What the Risk of Non-Compliance Is
Non-compliance with SI 1525 and the accompanying statutory requirements can lead to several serious consequences:
- Revocation of approvals: failing to renew a fire-authority approval may lead to a shutdown of the building's operation until it is resolved.
- Rejection of an insurance claim: insurance companies examine the maintenance log after an incident. A finding that remained open without treatment is a direct ground for rejecting a claim.
- Personal liability: an owner or their manager may bear personal liability in the event of an injury that could have been prevented.
- Damage to the asset's value: a building without orderly maintenance documentation is harder to sell, to lease to institutional tenants, and to mortgage.
The risk is not theoretical — untreated inspection reports and defects left open are among the first findings that come up in any inspection or inquiry following an incident. Experience shows that the gap between "we knew about the problem" and "we documented and addressed it" is the difference between coverage and non-coverage by insurance.
Frequently asked questions
Is SI 1525 a legal requirement?
The standard itself is a professional standard and not a direct law, but broad parts of it rest on binding statutory requirements — fire safety regulations, the Electricity Law, occupational safety regulations and public health regulations. In addition, many insurance policies condition coverage on maintenance documented according to the accepted professional rules. In practice, complying with the standard is the practical way to consolidate all these obligations within a single framework.
Who performs the inspections according to the standard?
Each system and the party qualified for it: an electrician with the appropriate license for electrical and grounding inspections, an elevator maintenance company and a licensed inspector on behalf of the Occupational Safety Administration, a certified fire-detection and suppression company, and accredited laboratories for specific tests. The management company does not perform the work — it coordinates, schedules, documents and stores the approvals.
How often should the maintenance plan be updated?
It is recommended to conduct an annual review of the maintenance plan, and to update it upon any material change — installation of a new system, a renovation, a change in the use of a space, or a change of vendor. The log itself is updated after every action. A plan that has not been updated for years is a warning sign — reality has changed, the plan has not.
What is the difference between SI 1525 and ordinary preventive maintenance?

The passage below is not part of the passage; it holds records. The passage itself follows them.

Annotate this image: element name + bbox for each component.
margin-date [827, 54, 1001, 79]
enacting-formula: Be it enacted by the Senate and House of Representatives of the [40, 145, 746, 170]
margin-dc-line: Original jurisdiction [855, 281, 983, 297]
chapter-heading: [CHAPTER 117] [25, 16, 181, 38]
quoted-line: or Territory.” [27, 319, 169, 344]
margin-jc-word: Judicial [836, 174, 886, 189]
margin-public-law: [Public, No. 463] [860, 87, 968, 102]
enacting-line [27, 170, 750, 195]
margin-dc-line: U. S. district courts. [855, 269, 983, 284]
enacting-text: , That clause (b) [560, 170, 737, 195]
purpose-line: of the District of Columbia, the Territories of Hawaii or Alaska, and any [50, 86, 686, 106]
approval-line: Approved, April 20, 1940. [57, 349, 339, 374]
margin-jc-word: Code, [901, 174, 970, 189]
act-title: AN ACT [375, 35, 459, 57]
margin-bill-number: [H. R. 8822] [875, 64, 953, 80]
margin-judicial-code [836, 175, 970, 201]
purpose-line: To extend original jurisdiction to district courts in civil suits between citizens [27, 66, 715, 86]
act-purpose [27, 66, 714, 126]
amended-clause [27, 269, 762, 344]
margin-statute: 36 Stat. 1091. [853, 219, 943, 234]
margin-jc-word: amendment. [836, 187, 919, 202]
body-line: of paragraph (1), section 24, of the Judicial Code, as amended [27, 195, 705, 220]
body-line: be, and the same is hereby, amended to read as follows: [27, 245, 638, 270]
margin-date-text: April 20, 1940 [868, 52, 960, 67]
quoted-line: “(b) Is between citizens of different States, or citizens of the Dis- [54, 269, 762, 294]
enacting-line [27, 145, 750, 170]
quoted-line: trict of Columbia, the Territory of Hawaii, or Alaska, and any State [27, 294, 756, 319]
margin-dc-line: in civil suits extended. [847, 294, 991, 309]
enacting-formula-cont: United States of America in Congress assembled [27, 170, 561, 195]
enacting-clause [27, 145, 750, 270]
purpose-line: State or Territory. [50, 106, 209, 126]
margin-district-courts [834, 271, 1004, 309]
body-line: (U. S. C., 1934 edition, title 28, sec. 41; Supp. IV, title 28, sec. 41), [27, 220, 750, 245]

Preventive maintenance is the approach — to address things before they break down. SI 1525 is the orderly framework that defines what is documented, at what frequency, and what the documentation includes. You can do preventive maintenance without a standard, but without a documented framework it is hard to prove compliance to an insurance company, a fire authority, or a court.
Can a maintenance log be kept manually, or is a computerized system required?
The standard does not mandate a computerized system — a manual log is fine, provided it is orderly, legible, complete with the performer's details and date, and protected against loss. In practice, a computerized log (even an orderly spreadsheet, and not necessarily a full CMMS) is far preferable: it enables expiry reminders, storage of approval scans, and an instant report for an inspection.
What do you do when an inspection finding remains open and untreated?
An open finding that is documented — and where its handling is also documented, even if postponed for a justified reason with a timeline — is immeasurably better than a finding that was not documented at all. The most serious thing is a finding that is known but has no follow-up documentation whatsoever. In the event of an incident, the 'we knew and did nothing' without documentation is the basis for the greatest legal liability.